The phrase “Corporate Transparency Act” is quite possibly unfamiliar to you at this time
(October 2023), but if you run a business entity in the U.S., you will certainly be hearing about it in the coming months. The regulations are not fully-formed at this writing, but my goal here is just to give you the gist so you are aware of what is coming down the pike.
- The purpose of this regulation is to enable the federal government to combat money laundering and other illegal activities that use business entities as shell companies. As of now, a Certificate of Formation filed in Delaware, for example, typically contains no information about the entity’s ownership and management, so law enforcement needs to use additional tools to obtain information.
- The Act will require entities to file a form with the Treasury Department’s Financial Crimes Enforcement Network (FinCEN) containing basic identifying information (name, home address, copy of ID, etc.) about each beneficial owner of 25% of the entity and those who exercise substantial control over the entity, and then update the form when there are changes.
- The personal information on the form will be available to law enforcement and national security personnel, not to the general public.

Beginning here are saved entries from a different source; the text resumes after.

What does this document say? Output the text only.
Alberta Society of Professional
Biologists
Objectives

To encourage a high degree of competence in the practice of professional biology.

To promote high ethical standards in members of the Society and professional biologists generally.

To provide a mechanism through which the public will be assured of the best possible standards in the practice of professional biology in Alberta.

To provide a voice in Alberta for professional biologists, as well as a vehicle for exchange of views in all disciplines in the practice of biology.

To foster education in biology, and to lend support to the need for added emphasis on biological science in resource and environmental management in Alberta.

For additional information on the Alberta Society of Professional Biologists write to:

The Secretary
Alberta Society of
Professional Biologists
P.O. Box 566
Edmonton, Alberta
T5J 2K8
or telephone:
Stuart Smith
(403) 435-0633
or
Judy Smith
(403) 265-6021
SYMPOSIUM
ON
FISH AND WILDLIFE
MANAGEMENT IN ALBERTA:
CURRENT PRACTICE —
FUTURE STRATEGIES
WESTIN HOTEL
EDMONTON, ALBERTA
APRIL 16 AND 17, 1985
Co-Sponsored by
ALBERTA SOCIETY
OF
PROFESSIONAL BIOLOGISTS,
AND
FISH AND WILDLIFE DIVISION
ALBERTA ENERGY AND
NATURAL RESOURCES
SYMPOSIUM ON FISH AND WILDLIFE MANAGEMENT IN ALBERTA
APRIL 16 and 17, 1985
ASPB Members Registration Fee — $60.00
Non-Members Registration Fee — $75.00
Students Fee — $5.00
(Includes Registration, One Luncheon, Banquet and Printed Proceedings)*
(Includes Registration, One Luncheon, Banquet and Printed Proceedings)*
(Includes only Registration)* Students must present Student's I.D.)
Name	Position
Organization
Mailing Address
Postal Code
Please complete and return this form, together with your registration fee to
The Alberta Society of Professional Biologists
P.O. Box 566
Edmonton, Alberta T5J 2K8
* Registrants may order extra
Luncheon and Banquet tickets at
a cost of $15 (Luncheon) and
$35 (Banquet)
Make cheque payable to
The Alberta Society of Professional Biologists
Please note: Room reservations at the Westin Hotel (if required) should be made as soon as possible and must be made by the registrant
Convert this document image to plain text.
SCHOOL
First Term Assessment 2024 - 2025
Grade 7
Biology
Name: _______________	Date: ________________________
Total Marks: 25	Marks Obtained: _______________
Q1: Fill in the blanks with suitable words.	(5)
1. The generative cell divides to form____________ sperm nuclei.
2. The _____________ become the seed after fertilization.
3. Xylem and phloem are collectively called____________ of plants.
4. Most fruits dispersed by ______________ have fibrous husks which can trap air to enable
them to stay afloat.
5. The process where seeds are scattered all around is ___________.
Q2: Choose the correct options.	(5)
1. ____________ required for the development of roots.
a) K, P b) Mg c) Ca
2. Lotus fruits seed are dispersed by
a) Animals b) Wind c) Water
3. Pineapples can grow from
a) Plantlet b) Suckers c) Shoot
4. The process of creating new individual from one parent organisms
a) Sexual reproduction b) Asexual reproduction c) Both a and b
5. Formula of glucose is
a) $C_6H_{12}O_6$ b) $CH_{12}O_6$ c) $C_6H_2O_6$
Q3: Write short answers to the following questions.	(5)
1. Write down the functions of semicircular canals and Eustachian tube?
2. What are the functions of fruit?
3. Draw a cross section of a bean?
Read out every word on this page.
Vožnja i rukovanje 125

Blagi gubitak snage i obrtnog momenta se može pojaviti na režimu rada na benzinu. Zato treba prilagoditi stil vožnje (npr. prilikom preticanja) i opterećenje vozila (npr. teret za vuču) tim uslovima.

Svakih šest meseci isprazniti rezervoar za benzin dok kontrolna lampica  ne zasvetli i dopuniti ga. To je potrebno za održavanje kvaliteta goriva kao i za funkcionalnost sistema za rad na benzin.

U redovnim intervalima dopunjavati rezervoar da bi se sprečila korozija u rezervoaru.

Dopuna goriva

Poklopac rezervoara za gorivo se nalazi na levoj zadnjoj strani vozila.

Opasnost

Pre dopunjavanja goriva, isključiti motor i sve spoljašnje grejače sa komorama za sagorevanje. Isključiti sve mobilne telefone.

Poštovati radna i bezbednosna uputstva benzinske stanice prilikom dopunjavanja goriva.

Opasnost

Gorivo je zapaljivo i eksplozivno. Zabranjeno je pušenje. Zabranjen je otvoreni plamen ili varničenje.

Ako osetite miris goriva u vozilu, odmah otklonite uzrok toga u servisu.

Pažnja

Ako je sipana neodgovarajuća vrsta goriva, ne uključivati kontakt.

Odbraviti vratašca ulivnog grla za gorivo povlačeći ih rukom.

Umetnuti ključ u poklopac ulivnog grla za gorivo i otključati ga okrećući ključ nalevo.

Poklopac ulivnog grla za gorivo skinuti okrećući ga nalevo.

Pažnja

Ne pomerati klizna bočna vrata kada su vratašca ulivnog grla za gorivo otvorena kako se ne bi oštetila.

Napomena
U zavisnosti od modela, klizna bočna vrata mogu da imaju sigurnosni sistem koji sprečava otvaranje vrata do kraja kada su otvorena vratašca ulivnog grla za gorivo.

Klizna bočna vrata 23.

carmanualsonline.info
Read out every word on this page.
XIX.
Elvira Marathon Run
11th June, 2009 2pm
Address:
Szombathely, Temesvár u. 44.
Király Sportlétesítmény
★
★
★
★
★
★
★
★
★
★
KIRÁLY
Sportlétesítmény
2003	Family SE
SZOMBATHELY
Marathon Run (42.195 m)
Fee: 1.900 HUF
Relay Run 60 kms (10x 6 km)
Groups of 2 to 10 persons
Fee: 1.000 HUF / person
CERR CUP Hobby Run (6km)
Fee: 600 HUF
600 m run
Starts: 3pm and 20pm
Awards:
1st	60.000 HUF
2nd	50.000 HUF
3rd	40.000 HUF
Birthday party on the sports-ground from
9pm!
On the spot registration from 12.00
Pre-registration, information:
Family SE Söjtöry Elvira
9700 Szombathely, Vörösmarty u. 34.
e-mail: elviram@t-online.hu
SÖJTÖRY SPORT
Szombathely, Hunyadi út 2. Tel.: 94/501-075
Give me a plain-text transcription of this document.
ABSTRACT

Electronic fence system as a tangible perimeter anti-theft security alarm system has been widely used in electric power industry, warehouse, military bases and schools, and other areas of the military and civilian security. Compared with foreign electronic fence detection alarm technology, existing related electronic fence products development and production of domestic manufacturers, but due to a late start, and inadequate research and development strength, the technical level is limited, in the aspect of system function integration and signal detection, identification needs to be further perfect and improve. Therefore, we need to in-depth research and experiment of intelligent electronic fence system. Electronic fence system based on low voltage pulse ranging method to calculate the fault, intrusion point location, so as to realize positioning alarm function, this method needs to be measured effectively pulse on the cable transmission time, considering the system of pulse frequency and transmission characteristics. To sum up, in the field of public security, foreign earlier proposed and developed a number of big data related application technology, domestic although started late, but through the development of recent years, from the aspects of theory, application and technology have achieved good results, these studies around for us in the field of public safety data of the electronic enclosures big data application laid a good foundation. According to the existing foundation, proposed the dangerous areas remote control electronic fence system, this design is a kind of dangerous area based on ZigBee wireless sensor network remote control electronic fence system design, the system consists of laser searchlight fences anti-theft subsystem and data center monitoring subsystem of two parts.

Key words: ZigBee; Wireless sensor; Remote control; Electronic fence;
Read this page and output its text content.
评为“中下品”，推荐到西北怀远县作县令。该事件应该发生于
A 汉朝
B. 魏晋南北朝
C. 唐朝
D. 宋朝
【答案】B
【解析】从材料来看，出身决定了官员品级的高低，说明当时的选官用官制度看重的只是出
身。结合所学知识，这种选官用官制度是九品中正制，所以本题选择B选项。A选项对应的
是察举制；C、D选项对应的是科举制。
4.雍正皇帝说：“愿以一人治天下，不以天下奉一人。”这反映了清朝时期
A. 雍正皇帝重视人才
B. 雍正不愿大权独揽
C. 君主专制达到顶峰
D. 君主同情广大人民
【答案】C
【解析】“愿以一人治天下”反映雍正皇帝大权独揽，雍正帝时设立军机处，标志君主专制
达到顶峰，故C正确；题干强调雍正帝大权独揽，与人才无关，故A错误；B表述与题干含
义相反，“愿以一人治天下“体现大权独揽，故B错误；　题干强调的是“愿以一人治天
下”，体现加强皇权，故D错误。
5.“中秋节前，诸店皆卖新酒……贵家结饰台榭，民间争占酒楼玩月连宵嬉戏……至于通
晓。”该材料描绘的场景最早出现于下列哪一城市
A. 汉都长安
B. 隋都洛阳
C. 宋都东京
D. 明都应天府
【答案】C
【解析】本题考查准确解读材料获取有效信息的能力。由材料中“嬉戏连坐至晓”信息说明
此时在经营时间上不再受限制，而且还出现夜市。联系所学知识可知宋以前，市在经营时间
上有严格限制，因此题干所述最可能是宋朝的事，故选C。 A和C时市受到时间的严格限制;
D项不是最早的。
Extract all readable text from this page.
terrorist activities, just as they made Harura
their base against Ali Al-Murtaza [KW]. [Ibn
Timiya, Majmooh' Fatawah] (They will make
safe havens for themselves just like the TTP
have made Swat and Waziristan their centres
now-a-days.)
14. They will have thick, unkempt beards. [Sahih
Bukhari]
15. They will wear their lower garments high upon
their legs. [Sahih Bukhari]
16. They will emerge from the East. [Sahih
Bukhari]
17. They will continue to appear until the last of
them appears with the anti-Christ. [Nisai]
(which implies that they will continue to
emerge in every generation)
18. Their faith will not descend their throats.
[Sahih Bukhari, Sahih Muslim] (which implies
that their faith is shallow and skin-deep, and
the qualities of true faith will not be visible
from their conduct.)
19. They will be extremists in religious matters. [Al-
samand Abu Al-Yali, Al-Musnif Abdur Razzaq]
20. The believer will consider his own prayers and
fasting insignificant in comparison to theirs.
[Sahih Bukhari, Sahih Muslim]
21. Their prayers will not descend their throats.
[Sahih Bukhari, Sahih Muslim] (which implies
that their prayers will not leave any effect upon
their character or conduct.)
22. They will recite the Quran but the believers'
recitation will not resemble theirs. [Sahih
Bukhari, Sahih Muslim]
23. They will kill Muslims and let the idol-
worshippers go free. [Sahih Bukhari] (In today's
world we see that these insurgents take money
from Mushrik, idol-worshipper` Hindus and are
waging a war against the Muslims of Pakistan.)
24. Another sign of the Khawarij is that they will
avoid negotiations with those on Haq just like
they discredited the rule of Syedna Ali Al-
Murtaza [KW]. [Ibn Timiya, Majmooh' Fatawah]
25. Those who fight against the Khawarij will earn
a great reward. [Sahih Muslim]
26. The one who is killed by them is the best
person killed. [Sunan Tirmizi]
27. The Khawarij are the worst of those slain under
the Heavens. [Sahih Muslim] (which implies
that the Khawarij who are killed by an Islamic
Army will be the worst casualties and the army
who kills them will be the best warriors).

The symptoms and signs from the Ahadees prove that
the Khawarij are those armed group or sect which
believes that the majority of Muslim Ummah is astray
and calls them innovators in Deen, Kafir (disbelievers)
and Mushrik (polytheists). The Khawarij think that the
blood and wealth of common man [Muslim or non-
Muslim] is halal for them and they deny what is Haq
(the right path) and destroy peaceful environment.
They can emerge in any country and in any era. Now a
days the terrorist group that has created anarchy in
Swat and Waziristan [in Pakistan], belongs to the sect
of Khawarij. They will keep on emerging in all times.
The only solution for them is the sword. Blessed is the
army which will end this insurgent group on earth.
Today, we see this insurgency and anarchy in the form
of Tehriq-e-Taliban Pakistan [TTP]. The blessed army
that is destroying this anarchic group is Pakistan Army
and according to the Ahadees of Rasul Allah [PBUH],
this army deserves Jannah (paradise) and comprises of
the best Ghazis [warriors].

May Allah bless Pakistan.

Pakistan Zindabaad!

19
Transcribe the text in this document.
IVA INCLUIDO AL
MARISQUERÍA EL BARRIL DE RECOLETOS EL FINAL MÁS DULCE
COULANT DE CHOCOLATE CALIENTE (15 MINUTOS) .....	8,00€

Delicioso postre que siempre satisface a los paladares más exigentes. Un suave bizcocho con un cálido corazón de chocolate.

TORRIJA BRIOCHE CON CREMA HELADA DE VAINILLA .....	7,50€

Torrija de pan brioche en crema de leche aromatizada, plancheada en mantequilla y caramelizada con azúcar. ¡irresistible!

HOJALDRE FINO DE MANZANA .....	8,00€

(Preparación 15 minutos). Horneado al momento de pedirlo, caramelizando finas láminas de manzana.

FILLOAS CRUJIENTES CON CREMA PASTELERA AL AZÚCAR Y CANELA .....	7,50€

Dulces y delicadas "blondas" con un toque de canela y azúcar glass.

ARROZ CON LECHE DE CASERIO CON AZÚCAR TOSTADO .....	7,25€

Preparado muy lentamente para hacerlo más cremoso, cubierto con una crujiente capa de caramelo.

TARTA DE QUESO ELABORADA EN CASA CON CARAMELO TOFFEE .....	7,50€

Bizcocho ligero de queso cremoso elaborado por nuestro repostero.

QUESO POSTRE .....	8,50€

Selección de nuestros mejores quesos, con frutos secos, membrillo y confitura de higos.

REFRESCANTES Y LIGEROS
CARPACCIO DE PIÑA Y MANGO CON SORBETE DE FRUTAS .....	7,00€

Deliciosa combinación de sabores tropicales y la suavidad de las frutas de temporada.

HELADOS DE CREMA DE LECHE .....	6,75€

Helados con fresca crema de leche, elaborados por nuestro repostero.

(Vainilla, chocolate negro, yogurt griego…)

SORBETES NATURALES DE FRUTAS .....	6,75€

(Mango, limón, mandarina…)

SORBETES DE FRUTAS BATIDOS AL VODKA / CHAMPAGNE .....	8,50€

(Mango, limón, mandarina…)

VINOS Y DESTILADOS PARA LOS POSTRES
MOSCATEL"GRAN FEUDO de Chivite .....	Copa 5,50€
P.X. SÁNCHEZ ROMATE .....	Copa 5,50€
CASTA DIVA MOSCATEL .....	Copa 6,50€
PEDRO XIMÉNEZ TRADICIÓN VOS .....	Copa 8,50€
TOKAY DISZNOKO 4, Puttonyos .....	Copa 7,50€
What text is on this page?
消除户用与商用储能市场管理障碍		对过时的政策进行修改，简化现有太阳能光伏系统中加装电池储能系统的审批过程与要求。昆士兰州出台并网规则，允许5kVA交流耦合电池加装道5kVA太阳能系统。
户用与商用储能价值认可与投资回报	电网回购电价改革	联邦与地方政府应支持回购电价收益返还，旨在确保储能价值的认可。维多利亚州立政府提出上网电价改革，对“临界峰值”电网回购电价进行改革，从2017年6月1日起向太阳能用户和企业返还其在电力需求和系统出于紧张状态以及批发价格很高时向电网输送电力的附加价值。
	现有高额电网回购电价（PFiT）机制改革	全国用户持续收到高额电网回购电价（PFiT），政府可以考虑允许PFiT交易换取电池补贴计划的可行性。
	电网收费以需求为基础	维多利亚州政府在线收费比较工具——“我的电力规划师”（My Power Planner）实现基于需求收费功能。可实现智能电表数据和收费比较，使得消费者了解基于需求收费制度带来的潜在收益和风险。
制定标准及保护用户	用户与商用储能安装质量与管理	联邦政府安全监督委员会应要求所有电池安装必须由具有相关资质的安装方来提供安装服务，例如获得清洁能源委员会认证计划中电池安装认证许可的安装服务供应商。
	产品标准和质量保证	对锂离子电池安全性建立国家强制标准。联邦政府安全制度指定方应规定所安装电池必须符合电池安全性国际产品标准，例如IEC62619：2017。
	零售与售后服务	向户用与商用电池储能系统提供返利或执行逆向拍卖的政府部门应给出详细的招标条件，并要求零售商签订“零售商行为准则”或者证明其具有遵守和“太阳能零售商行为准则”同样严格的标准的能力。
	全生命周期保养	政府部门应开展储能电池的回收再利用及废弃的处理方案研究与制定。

- The filing requirement applies to all domestic and foreign entities (yes, including that single-member LLC you formed for your consulting work on the side), except for a laundry list of exempt entities that are subject to existing regulation already, such as banks and insurance companies, as well as larger companies (more than 20 full-time employees, located in the U.S. and over $5 million in annual sales).
- The filing requirement will go into effect on January 1, 2024 for newly formed entities after that date. Existing entities will have to comply sometime during that year, before January 1, 2025.